Entrevista: Domingos Simões Pereira, 1º Ministro da G-Bissau

Os olhares internacionais estão colocados no novo primeiro-ministro da Guiné Bissau,eleito em Maio passado, Domingos Simões Júnior. Será capaz manter uma estabilidade política no país? Será alvo de um novo golpe de Estado? Como vai governar este frágil país no mapa do mundo como uma espécie de 'narco-Estado'?


O Governo português está há espera de saber que garantias vai dar o novo Governo que permitam restabelecer os voos diretos da TAP. Pode adiantar quais vão ser?
É evidente a vontade das partes em rapidamente criar condições para a retoma dos voos diretos para Portugal. Já escrevi em tempos, quando tive uma experiência no jornalismo, que o voo da TAP não é simplesmente um voo comercial, é um acontecimento cultural. As pessoas vão ao aeroporto receber o voo da TAP mesmo sem ter alguém a chegar ou a partir. Portanto, quando alguém vem forçar um sentimento adverso a isso é porque, provavelmente, tem uma agenda política. O que aconteceu foi, de facto, uma agenda política com vários aproveitamentos. Muito lamentável da parte de muita gente e prejudicando a todos. Prejudicando a imagem do país, prejudicando a relação entre dois povos que são irmãos, tentando introduzir um elemento de desconfiança completamente dispensável.

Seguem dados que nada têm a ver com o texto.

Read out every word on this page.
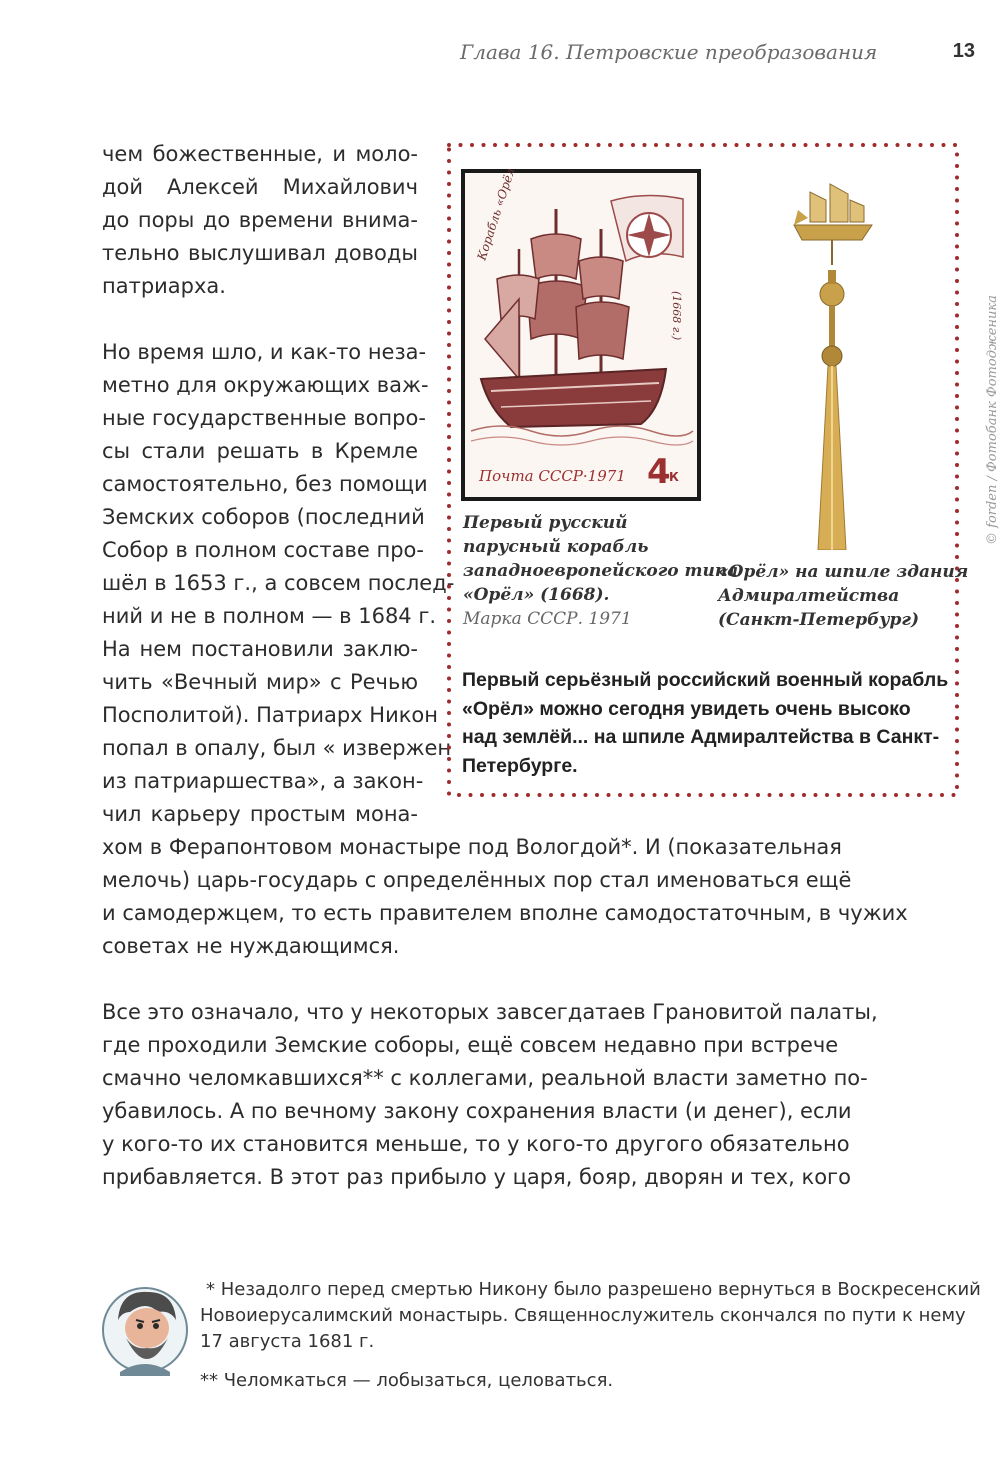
Глава 16. Петровские преобразования	13
чем божественные, и моло-
дой Алексей Михайлович
до поры до времени внима-
тельно выслушивал доводы
патриарха.
Но время шло, и как-то неза-
метно для окружающих важ-
ные государственные вопро-
сы стали решать в Кремле
самостоятельно, без помощи
Земских соборов (последний
Собор в полном составе про-
шёл в 1653 г., а совсем послед-
ний и не в полном — в 1684 г.
На нем постановили заклю-
чить «Вечный мир» с Речью
Посполитой). Патриарх Никон
попал в опалу, был « извержен
из патриаршества», а закон-
чил карьеру простым мона-
хом в Ферапонтовом монастыре под Вологдой*. И (показательная
мелочь) царь-государь с определённых пор стал именоваться ещё
и самодержцем, то есть правителем вполне самодостаточным, в чужих
советах не нуждающимся.
Все это означало, что у некоторых завсегдатаев Грановитой палаты,
где проходили Земские соборы, ещё совсем недавно при встрече
смачно челомкавшихся** с коллегами, реальной власти заметно по-
убавилось. А по вечному закону сохранения власти (и денег), если
у кого-то их становится меньше, то у кого-то другого обязательно
прибавляется. В этот раз прибыло у царя, бояр, дворян и тех, кого
Корабль «Орёл»
(1668 г.)
Почта СССР·1971 4
К
Первый русский
парусный корабль
западноевропейского типа
«Орёл» (1668).
Марка СССР. 1971
«Орёл» на шпиле здания
Адмиралтейства
(Санкт-Петербург)
Первый серьёзный российский военный корабль
«Орёл» можно сегодня увидеть очень высоко
над землёй... на шпиле Адмиралтейства в Санкт-
Петербурге.
© forden / Фотобанк Фотодженика
* Незадолго перед смертью Никону было разрешено вернуться в Воскресенский
Новоиерусалимский монастырь. Священнослужитель скончался по пути к нему
17 августа 1681 г.
** Челомкаться — лобызаться, целоваться.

Mas o que está em causa são essencialmente garantias de segurança, certo?
O que temos de fazer é afastar os fatores que transformaram aquela que devia ser uma relação normal entre Estados, traduzidos em empresas, numa agenda política. Vou dar três exemplos. Se um Estado tem dificuldades em seguir os seus fluxos migratórios, deve reconhecer essa necessidade. Teríamos certamente interesse em beneficiar de apoio internacional, através da cooperação, para criar uma capacidade própria de fazer o seguimento desses fluxos. Segundo, se temos dificuldade em controlar a manipulação dos documentos que emitimos, pode também ser objeto de reforço de capacidade por parte dos nossos parceiros internacionais; se há um problema de disciplina por parte das entidades que operam no aeroporto - há várias autoridades no aeroporto - elas devem submeter-se a uma mesma autoridade, de quem gere o aeroporto. Há um claro problema técnico de competências. Mas, infelizmente, em vez de uma abordagem técnica sobrepôs-se uma agenda política e tentou-se mobilizar um sentimento nacionalista, do género "estamos em 'guerra' com Portugal e é preciso demonstrar a nossa força". Ouvi o porta voz do Governo,na altura, a falar nesse sentido. Se há um problema de base técnica, tem que se resolver. Tem que se evitar a utilização abusiva de aproveitamentos políticos de situações que não o merecem.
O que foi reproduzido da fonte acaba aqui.